At Manor Oak Primary School we believe that the development of language and English skills is of the highest priority. Manor Oak has a diverse intake of pupils who enter the school at various stages of language development. Our aim is for all children to develop the necessary skills to become effective and confident users of the English language.
Manor Oak’s English Curriculum recognises the current thinking on the New National Curriculum as well as harnessing aspects of other creative and innovative approaches including the CLPE’s Power of Reading (PoR) and Pie Corbett’s Talk for Writing in order to provide a broad, balanced and interesting scheme of work which provides for and challenges all children at their own level.
As a school we aim to:
writing clearly, accurately and coherently, adapting their language and style in and for a range of contexts, purposes and audiences
acquiring a wide vocabulary, an understanding of grammar and knowledge of linguistic conventions for reading, writing and spoken language
using discussion in order to learn, elaborating and explaining clearly their understanding and ideas
Create opportunities for developing the powers of imagination, creativity and critical thinking.
The National Curriculum
We deliver the National Curriculum for English by following the ‘The National Curriculum in England Framework Document – July 2014’.
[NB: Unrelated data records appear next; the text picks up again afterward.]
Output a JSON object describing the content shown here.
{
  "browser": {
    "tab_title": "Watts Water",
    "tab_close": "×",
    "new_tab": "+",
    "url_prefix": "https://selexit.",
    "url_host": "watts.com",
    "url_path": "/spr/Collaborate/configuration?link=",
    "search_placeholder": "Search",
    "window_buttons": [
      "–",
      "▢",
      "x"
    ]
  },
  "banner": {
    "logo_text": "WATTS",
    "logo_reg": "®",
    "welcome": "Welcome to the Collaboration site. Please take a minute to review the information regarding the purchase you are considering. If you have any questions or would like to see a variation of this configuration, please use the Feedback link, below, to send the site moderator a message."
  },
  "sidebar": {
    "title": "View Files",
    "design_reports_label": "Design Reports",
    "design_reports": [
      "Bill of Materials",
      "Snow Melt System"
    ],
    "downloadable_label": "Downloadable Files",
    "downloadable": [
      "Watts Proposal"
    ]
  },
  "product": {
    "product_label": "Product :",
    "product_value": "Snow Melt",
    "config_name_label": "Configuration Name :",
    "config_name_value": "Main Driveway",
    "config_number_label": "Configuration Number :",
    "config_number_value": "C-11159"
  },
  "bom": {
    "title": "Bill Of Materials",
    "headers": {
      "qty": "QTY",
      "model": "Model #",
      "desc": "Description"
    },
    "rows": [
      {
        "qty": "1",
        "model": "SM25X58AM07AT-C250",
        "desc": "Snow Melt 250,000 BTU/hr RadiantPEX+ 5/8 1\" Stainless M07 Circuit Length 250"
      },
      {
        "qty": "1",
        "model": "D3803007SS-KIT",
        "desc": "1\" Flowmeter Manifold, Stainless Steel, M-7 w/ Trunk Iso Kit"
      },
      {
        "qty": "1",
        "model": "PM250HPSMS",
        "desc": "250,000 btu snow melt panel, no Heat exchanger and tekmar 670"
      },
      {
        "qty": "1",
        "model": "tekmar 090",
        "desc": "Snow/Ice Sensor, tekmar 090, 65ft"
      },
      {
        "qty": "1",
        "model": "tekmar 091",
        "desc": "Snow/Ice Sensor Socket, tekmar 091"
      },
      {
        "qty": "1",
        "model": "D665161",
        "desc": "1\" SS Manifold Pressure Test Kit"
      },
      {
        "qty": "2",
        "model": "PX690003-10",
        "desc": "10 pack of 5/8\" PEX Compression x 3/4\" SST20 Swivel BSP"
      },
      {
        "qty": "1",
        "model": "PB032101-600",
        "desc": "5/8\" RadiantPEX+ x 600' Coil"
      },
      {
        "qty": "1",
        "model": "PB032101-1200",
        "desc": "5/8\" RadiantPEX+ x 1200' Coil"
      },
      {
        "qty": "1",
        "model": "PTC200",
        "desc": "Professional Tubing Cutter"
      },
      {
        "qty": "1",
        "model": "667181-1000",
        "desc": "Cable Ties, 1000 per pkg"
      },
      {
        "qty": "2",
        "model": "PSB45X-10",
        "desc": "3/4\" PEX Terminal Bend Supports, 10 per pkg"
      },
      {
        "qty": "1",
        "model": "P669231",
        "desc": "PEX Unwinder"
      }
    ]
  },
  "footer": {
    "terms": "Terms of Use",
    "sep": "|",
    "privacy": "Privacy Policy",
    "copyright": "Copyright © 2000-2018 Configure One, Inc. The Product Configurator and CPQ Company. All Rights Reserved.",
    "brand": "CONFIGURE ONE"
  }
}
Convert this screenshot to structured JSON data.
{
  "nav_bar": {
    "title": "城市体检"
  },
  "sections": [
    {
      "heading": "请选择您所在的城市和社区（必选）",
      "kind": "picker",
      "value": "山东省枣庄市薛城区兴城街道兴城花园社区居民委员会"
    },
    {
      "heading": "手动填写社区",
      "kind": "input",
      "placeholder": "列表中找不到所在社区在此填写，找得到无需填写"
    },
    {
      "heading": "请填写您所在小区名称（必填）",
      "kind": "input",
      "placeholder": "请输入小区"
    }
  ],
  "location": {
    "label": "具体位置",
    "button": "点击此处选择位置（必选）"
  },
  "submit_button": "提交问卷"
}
The National Curriculum clearly outlines what must be taught within each Key Stage. Manor Oak teaches children to understand a range of genres, building on children’s understanding year after year, ensuring continuity and progression in the teaching of English (See genre map below for more detail).
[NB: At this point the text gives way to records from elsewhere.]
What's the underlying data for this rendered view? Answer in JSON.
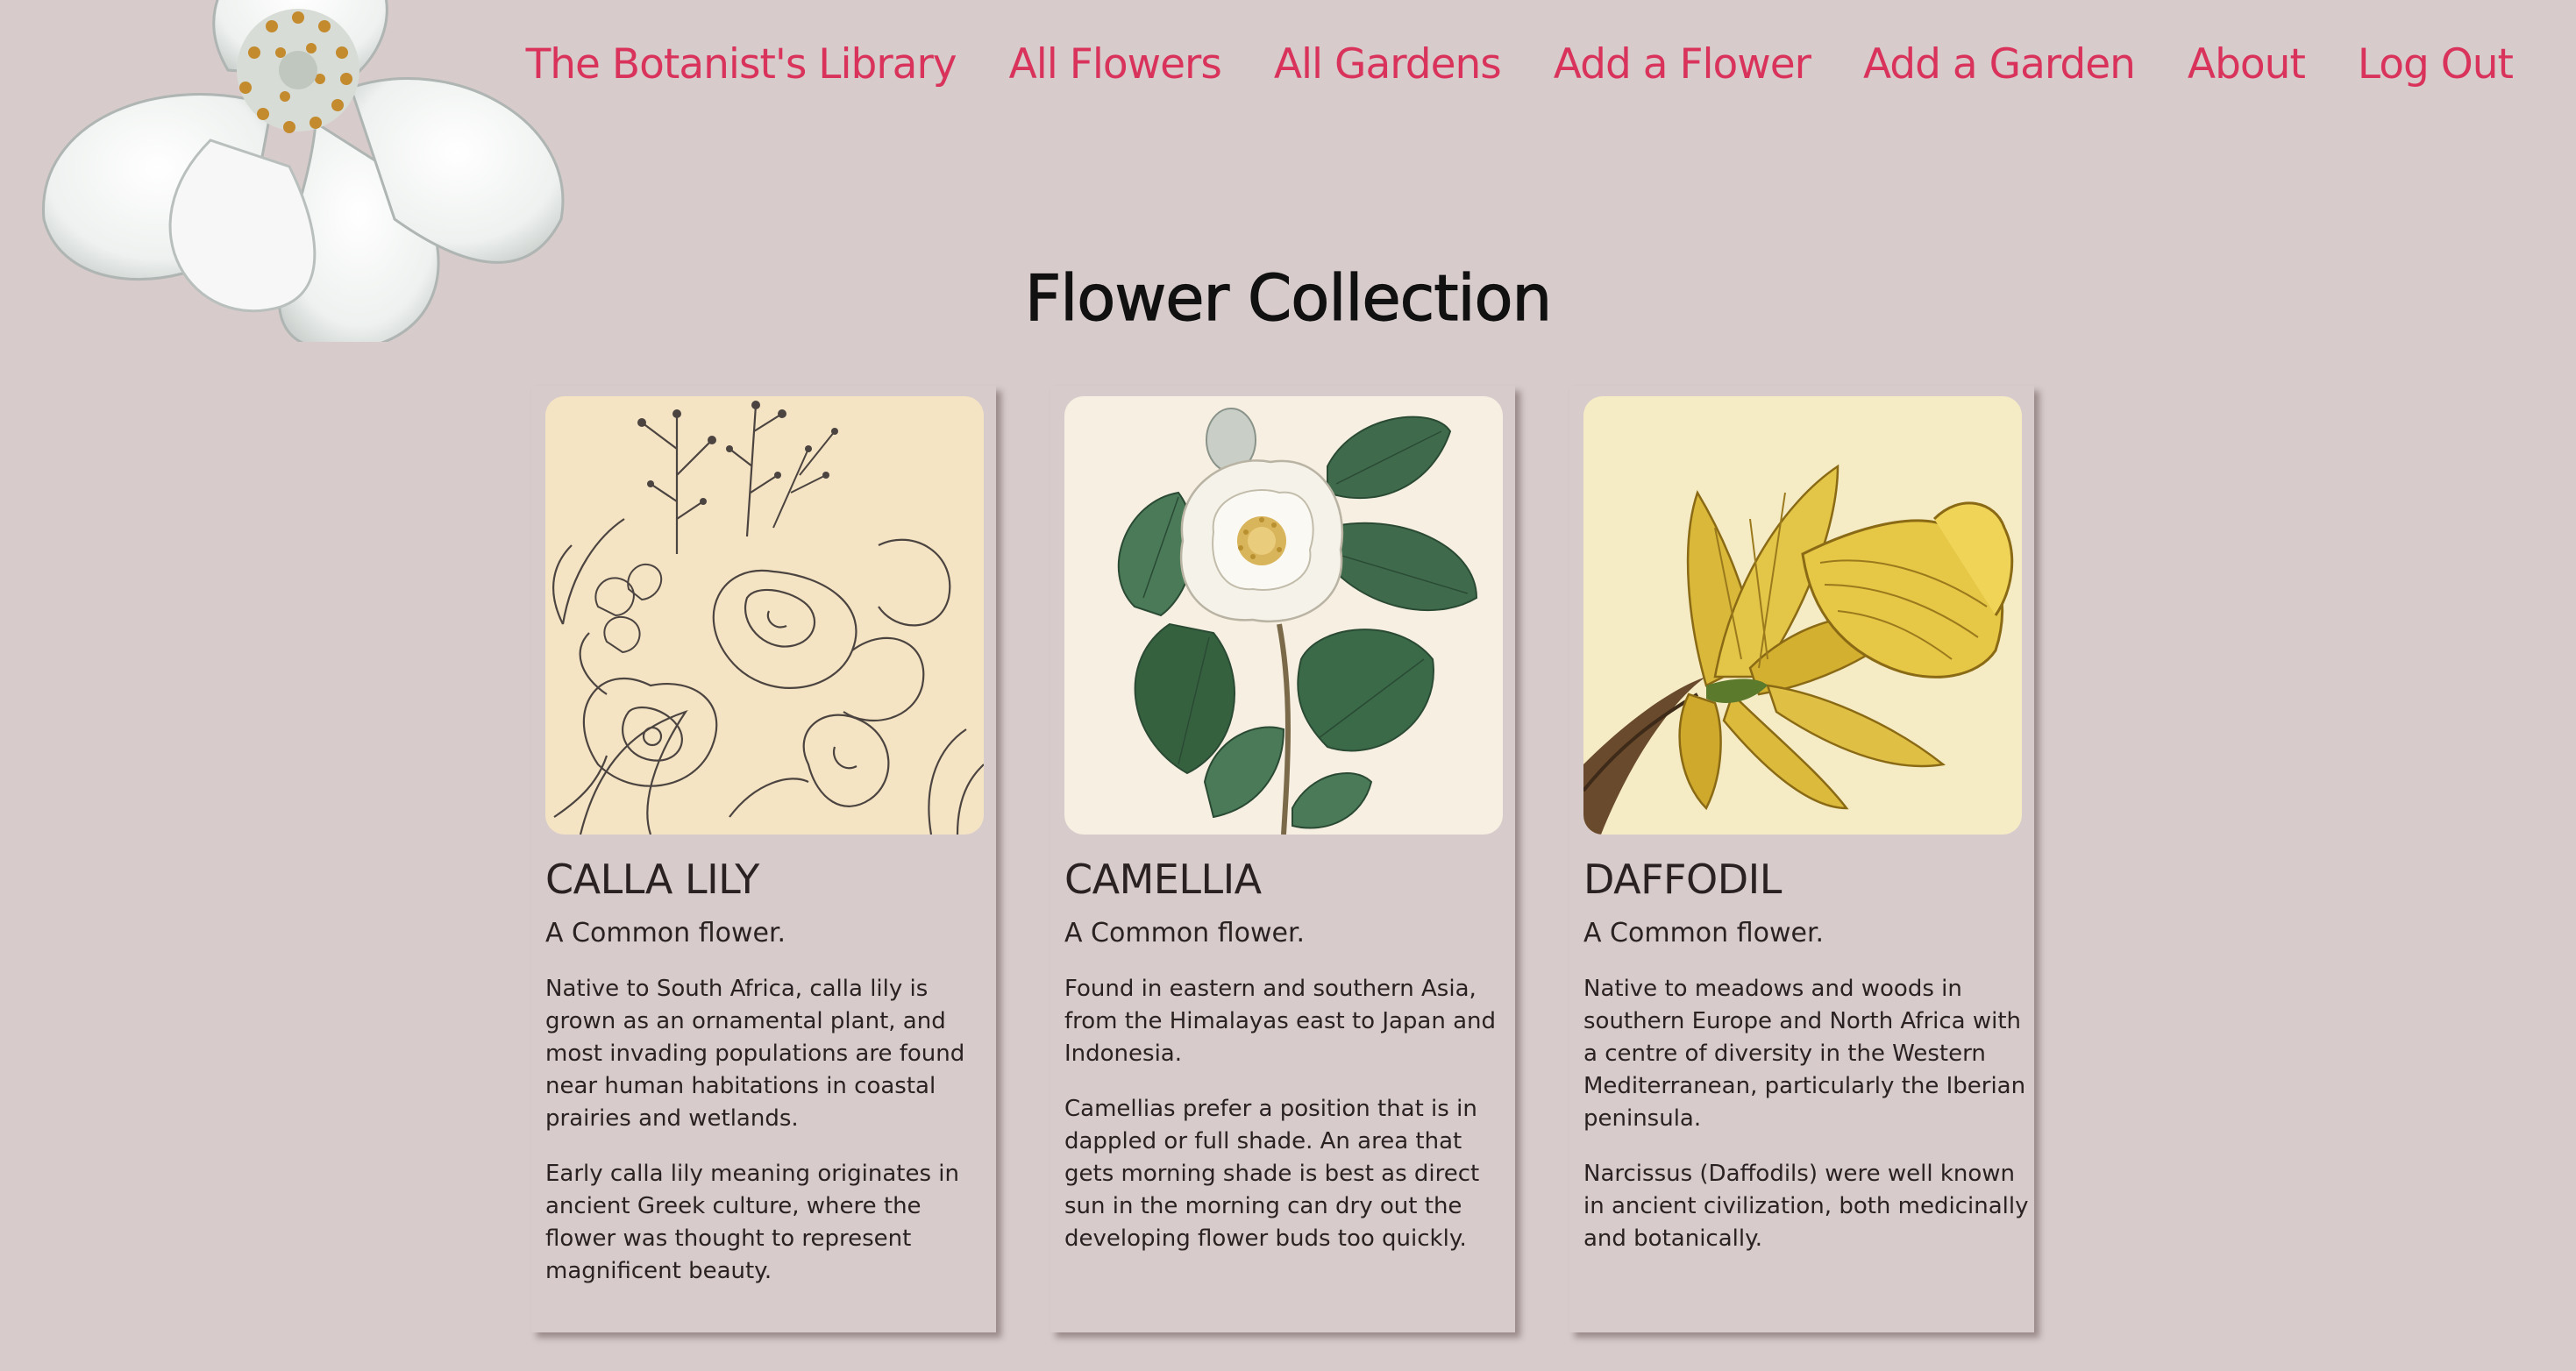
{
  "nav": {
    "brand": "The Botanist's Library",
    "links": [
      "All Flowers",
      "All Gardens",
      "Add a Flower",
      "Add a Garden",
      "About",
      "Log Out"
    ]
  },
  "page": {
    "title": "Flower Collection"
  },
  "cards": [
    {
      "name": "CALLA LILY",
      "subtitle": "A Common flower.",
      "paragraphs": [
        "Native to South Africa, calla lily is grown as an ornamental plant, and most invading populations are found near human habitations in coastal prairies and wetlands.",
        "Early calla lily meaning originates in ancient Greek culture, where the flower was thought to represent magnificent beauty."
      ],
      "image_icon": "botanical-line-drawing-icon"
    },
    {
      "name": "CAMELLIA",
      "subtitle": "A Common flower.",
      "paragraphs": [
        "Found in eastern and southern Asia, from the Himalayas east to Japan and Indonesia.",
        "Camellias prefer a position that is in dappled or full shade. An area that gets morning shade is best as direct sun in the morning can dry out the developing flower buds too quickly."
      ],
      "image_icon": "camellia-illustration-icon"
    },
    {
      "name": "DAFFODIL",
      "subtitle": "A Common flower.",
      "paragraphs": [
        "Native to meadows and woods in southern Europe and North Africa with a centre of diversity in the Western Mediterranean, particularly the Iberian peninsula.",
        "Narcissus (Daffodils) were well known in ancient civilization, both medicinally and botanically."
      ],
      "image_icon": "daffodil-illustration-icon"
    }
  ],
  "colors": {
    "background": "#d7cbcb",
    "nav_link": "#d9335c",
    "title": "#111111",
    "body_text": "#2a2222"
  }
}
Manor Oak adopts a topic-based approach to English where possible. Genres are matched to topics studied in the afternoon to provide a relevant stimulus for work. This means that the children are equipped with the skills and tools needed to write fluently for a range of meaningful purposes throughout the years. It also provides a range of meaningful cross curricular writing opportunities.
Organisation of English
Early Years and Foundation Stage (EYFS)
Nursery and Reception incorporate the different elements of Communication and Language and Literacy throughout their day. Phonics sessions take place daily. Narrative therapy and small group speech and language support is a focus in Nursery and Reception in line with the EYFS prime area of learning communication and language.
In KS1 and KS2, a minimum of 90 minutes is dedicated to teaching reading, writing, speaking and listening and SPAG every day. In addition to this, Key Stage 1 also has an extra 30 minutes teaching phonics.
Key Stage One
Phonics: In KS1 phonics is taught for a minimum of 30 minutes each day. These lessons are based on 'Letters and Sounds' and are set by ability across Year 1 and Year 2.
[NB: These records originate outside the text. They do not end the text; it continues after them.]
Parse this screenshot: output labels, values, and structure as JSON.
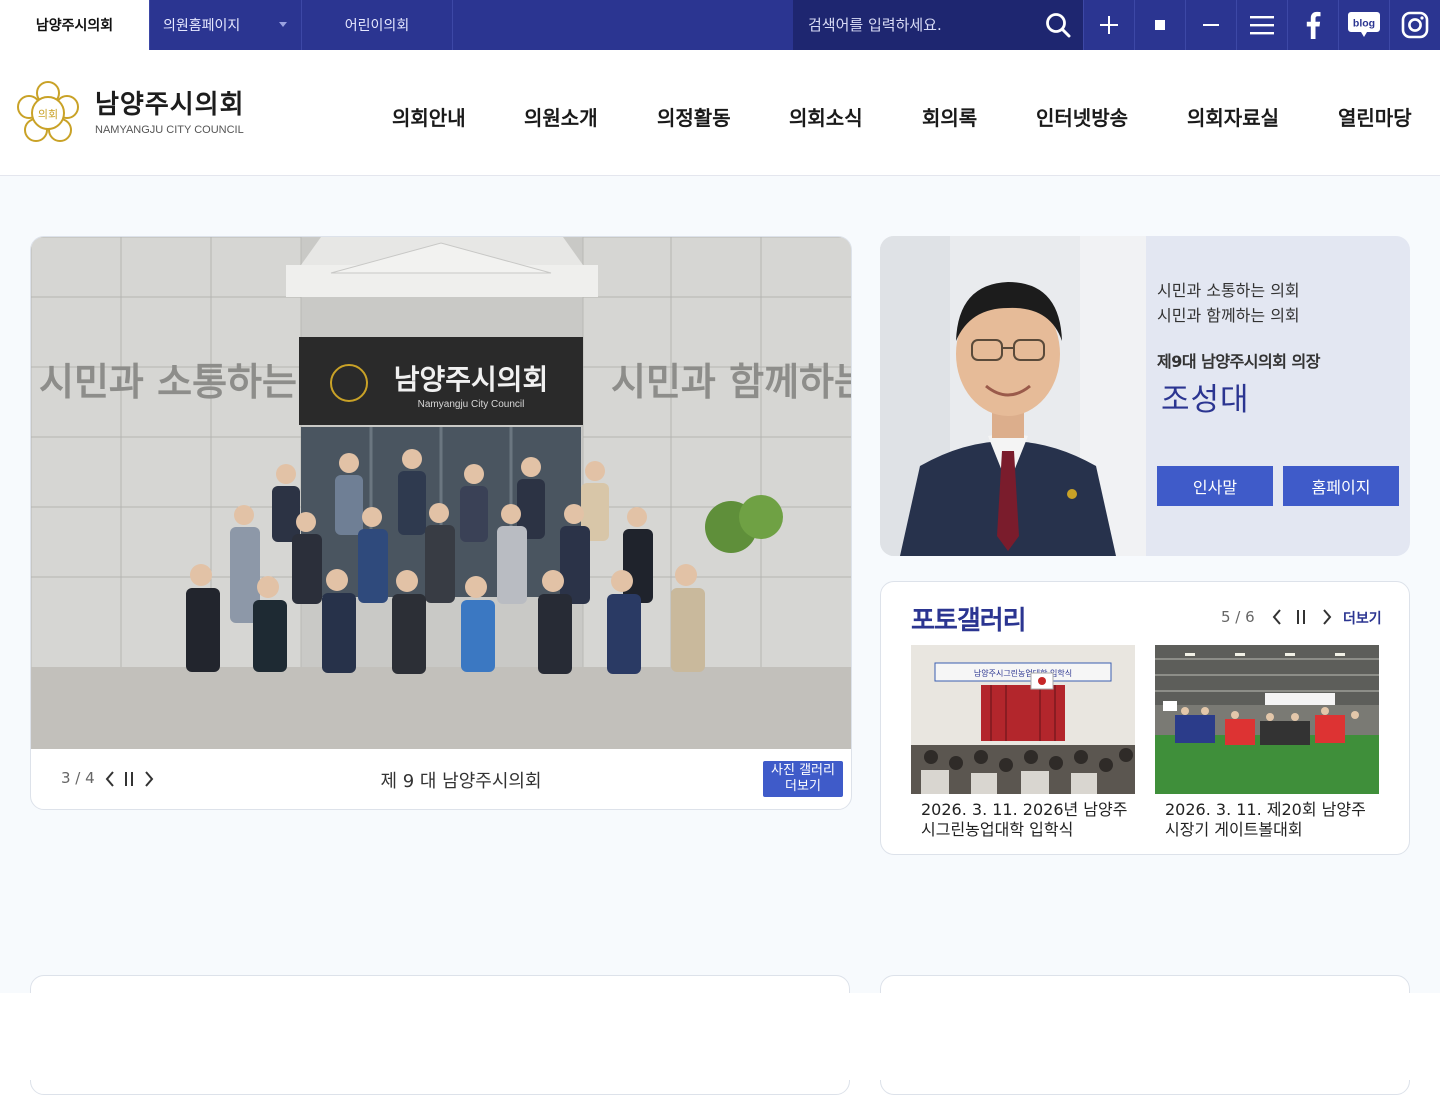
{
  "topbar": {
    "tabs": [
      {
        "label": "남양주시의회"
      },
      {
        "label": "의원홈페이지"
      },
      {
        "label": "어린이의회"
      }
    ],
    "search": {
      "placeholder": "검색어를 입력하세요."
    },
    "tools": [
      "zoom-in-icon",
      "zoom-reset-icon",
      "zoom-out-icon",
      "menu-icon",
      "facebook-icon",
      "blog-icon",
      "instagram-icon"
    ],
    "blog_label": "blog",
    "color": "#2b3591"
  },
  "header": {
    "logo_title": "남양주시의회",
    "logo_sub": "NAMYANGJU CITY COUNCIL",
    "logo_emblem_text": "의회",
    "nav": [
      "의회안내",
      "의원소개",
      "의정활동",
      "의회소식",
      "회의록",
      "인터넷방송",
      "의회자료실",
      "열린마당"
    ]
  },
  "visual": {
    "counter": "3 / 4",
    "caption": "제 9 대 남양주시의회",
    "more_label_1": "사진 갤러리",
    "more_label_2": "더보기",
    "sign_title": "남양주시의회",
    "sign_sub": "Namyangju City Council",
    "wall_left": "시민과 소통하는",
    "wall_right": "시민과 함께하는"
  },
  "chair": {
    "slogan_1": "시민과 소통하는 의회",
    "slogan_2": "시민과 함께하는 의회",
    "role": "제9대 남양주시의회 의장",
    "name": "조성대",
    "greeting_label": "인사말",
    "homepage_label": "홈페이지"
  },
  "gallery": {
    "title": "포토갤러리",
    "counter": "5 / 6",
    "more_label": "더보기",
    "items": [
      {
        "caption": "2026. 3. 11. 2026년 남양주시그린농업대학 입학식",
        "banner": "남양주시그린농업대학 입학식"
      },
      {
        "caption": "2026. 3. 11. 제20회 남양주시장기 게이트볼대회"
      }
    ]
  },
  "colors": {
    "accent": "#2b3591",
    "button": "#3f5bc9",
    "background": "#f7fafd"
  }
}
Writing and SPAG: 60 minutes is used to teach the Power of Reading and/or Pie Corbett’s Talk for Writing where high quality books are often used as inspiration for teaching the skills of writing and SPAG.
Reading: 30 minutes is used to teach and practise reading skills. During this 30 minutes up to 7 adults are based in the classroom allowing for children to be taught and to practise their reading skills in small groups. This means that every child is listened to read daily and gets to practise their reading skills and participate in book discussions on a daily basis.
Key Stage Two
Writing and SPAG: 60 minutes is used to teach Pie Corbett’s Talk for Writing and/ or the Power of Reading, where high quality books are often used as inspiration for teaching the skills of writing and SPAG.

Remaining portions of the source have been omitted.